There are a bunch of other factors here that are hard to estimate. Staff might be more motivated by better IT, and this is hard to quantify. But if staff surveys consistently rate technology as poor, the benefits may be significant. There could be better staff retention, which is worth a lot. But better IT might also discourage some bad behaviour: if people have to deal with a laptop battery that doesn’t last long enough for two meetings in a row, they will either make no notes or start using personal devices to take notes. If people are faced with a laptop or surface that’s too fiddly to use on a train, they simply won’t work when in transit.

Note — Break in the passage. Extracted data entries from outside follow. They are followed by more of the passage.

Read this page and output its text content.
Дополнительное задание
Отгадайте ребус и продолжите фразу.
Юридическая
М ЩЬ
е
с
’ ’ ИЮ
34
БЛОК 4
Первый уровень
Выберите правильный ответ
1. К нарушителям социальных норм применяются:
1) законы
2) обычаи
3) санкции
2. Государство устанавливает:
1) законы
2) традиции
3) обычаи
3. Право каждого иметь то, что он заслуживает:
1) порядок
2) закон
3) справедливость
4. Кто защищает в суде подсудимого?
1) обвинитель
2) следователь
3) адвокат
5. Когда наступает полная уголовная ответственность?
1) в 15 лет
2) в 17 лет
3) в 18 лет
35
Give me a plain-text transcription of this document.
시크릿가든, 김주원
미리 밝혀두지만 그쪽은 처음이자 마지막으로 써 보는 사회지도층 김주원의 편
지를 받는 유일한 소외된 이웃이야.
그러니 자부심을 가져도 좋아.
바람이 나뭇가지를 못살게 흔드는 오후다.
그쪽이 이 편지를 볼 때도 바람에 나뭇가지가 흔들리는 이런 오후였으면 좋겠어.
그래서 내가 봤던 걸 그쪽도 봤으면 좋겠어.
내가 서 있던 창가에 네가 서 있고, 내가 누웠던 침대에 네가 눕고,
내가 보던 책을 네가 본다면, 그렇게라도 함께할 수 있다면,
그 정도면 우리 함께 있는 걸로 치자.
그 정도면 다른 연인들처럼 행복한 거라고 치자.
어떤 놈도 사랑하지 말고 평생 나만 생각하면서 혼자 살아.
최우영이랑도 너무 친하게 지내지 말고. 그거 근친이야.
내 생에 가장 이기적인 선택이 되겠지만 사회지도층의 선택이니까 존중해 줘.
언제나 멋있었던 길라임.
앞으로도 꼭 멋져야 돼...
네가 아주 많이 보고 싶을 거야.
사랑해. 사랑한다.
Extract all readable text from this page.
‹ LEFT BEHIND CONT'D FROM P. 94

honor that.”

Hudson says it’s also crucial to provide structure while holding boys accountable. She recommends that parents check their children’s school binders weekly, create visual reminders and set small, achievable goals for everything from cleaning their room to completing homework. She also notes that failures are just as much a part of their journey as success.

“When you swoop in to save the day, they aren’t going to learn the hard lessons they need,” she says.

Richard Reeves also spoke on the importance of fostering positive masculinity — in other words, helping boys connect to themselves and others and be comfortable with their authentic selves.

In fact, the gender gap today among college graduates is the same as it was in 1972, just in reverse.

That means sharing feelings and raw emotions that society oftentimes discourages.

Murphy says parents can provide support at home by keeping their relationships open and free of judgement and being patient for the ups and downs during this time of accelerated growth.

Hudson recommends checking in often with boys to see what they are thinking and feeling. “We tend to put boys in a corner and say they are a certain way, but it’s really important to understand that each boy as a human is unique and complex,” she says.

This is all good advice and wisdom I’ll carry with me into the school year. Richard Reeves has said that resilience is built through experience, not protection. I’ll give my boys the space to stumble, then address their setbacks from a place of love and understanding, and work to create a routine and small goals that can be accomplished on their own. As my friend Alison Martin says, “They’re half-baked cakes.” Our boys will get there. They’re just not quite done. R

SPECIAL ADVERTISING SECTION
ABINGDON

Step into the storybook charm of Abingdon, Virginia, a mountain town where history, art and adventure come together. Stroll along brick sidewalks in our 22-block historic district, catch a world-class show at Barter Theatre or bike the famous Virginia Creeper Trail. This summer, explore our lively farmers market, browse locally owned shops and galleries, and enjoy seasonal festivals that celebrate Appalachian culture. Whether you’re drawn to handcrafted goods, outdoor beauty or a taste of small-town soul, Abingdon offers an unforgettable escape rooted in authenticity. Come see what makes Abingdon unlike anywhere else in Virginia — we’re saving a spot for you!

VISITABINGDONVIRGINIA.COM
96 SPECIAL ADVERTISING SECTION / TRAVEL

On the other hand, there is likely to be a cost to maintaining two or more separate operating systems in an enterprise. Apple laptops use MacOS, a different operating system to the one often installed on ThinkPads, Surfaces, and similar devices, which is Windows. But most organisations have already crossed the Rubicon on this with their use of iPhones for mobiles, and Linux for critical systems. It’s also really poor practice to hitch your organisation to a single provider of software and hardware. You’ll be backed into a corner when negotiating contracts, and may not be able to easily change things up if the software or hardware quality degrades. (It’s notable that frontier tech firms allow staff to choose between Windows, MacOS, and Linux.) I don’t know how to estimate the cost of maintaining two or more operating systems in an organisation but there are serious downsides to having just one.

I’m not suggesting that organisations should just buy Apple laptops–this is about efficiency, and the best prescription for that is to allow staff to choose what works best for them. The apparently economically optimal choice won’t make sense for everyone: some staff might want to stick with mid-range laptops because they get along better with the operating system or laptop design, and that’s okay. By allowing staff to choose what they get on best with you keep them happy, and you make your organisation more productive. The bottom line is that everybody wins when staff have the option to use a higher-end laptop—except, maybe, glaziers.